Ce tir intervient quelques mois après le tout premier essai de tir, effectué en janvier dernier, toujours sur le site DGA EM. La roquette de 68mm utilisée a été développée par TDA, filiale de Thales. Elle pèse 8,5 kg et possède surtout un guidage laser, lui offrant ainsi des capacités de frappe améliorées. La passe de tir a été effectuée à quelques 3 000 mètres de distance par rapport à la cible qui se trouvait dans l’océan Atlantique. Le Tigre HAD se trouvait lui à 300 pieds, évoluant à une vitesse de 70 nœuds. La désignation de la cible a , quant à elle, été effectuée par un illuminateur DHY 307 au sol.
La RPM est le fruit d’un travail de développement débuté « il y a une dizaine d’années » par TDA, en partie sur fonds propres. Un premier PEA (Programme d’Etudes en Amont) a été attribué à l’industriel en 2009, qui a ensuite poursuivi le travail de développement avec la DGA, qui a mis en œuvre différentes unités : DGA Techniques terrestres, DGA Essais en Vol, DGA Essais de Missiles, DGA Ingénierie des Projets, l’unité de management terrestre ainsi que l’unité de management hélicoptère. Un nouveau PEA a été accordé par la suite, pour mener de nouvelles campagnes d’essais, au sol tout d’abord, puis en vol. La validation du dispositif de pilotage a eu lieu en avril 2013, suivi en janvier 2014 du tir de synthèse.
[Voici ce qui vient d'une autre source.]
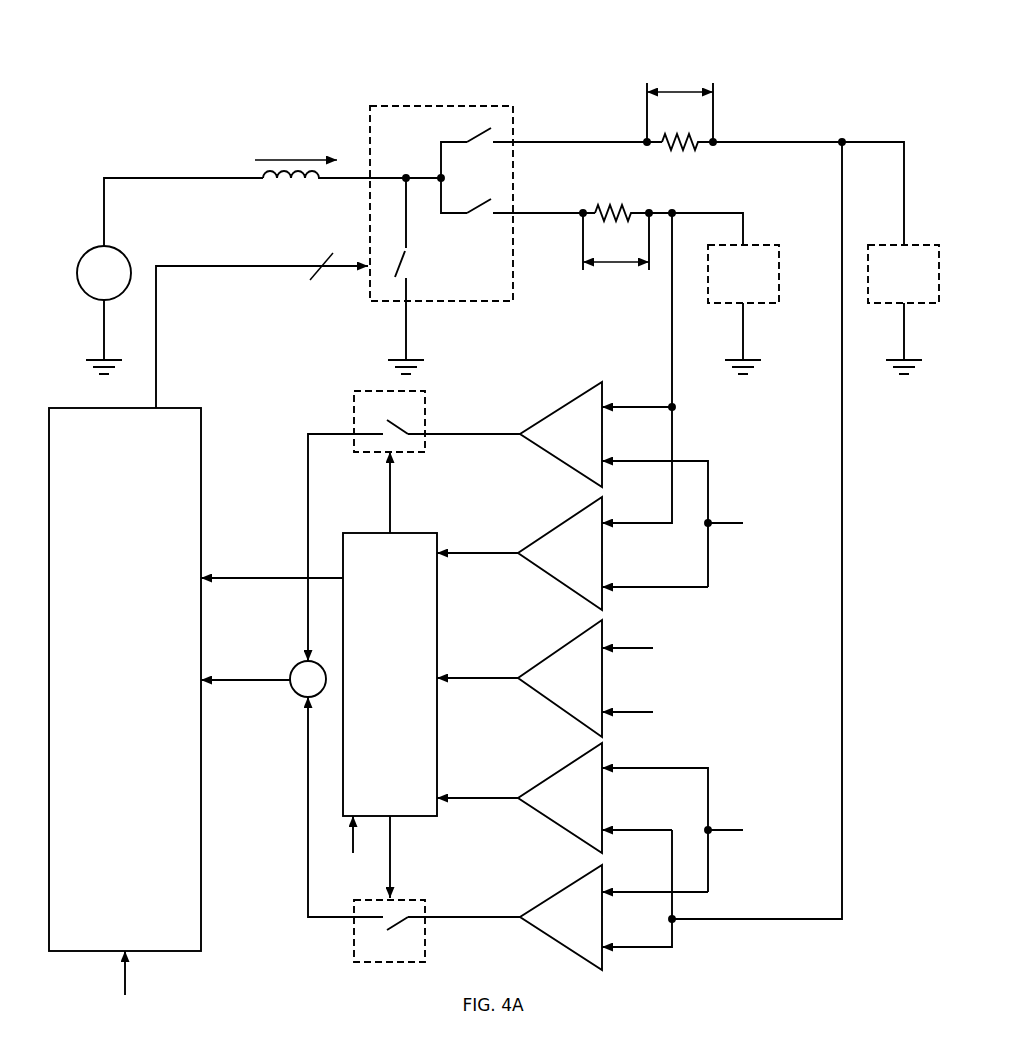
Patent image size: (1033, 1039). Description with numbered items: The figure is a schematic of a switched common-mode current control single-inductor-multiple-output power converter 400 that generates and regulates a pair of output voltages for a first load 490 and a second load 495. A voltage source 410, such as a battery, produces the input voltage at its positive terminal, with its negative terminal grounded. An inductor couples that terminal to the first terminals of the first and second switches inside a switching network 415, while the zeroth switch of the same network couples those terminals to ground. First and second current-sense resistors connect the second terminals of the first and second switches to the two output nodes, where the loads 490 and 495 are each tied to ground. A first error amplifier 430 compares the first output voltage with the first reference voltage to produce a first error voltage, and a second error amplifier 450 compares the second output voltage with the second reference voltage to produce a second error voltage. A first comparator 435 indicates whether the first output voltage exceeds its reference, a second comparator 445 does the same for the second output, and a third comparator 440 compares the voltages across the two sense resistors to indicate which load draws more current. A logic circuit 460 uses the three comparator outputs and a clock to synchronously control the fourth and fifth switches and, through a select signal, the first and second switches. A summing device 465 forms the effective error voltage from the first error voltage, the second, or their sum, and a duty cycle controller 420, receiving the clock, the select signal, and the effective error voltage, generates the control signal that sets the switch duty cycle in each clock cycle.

En parallèle, TDA a travaillé sur la charge militaire à effets collatéraux réduits. « Les théâtres opérationnels ont évolué, l’idée c’est de pouvoir proposer des frappes les plus précises possibles, causant le moins de dégâts », explique-t-on chez l’industriel. A cet effet, un kit de télémesures et d’instrumentation avait été monté à la place de la charge militaire lors des essais de tir, afin d’enregistrer toutes les données du vol pour une analyse a posteriori.
Le programme est toujours en phase de développement, des négociations étant actuellement en cours pour passer à l’étape suivante, la qualification et la production en série. L’étape suivante consistera à dépouiller les données, éditer un rapport, pour « voir et savoir » comment se comporte la roquette, précise-t-on à la DGA. Par la suite, il s’agira de valider les performances sur cible mobile et celles de la charge militaire, avant de l’intégrer au système d’armes du Tigre.
L’intégration d’une roquette à précision métrique au Tigre HAD permettrait notamment de réaliser quelques économies. Elle offre – selon la DGA et TDA – de bonnes performances dans le tir de précision tout en minimisant les dommages collatéraux, mais reste bien moins chère qu’un missile air-sol Hellfire, comme le précise l’industriel, tout en restant muet sur le prix d’une telle munition.
Le Tigre HAD, développé et produit par Airbus Helicopters (ex-Eurocopter) et dérivé du Tigre HAP (appui-destruction). Certifié et qualifié début 2013, il a été livré à l’ALAT (au Groupement aéromobilité de la section technique de l’armée de terre et à l’Ecole franco-allemande) dans la foulée. Le 1er RHC de Phalsbourg sera la première unité à en être équipée.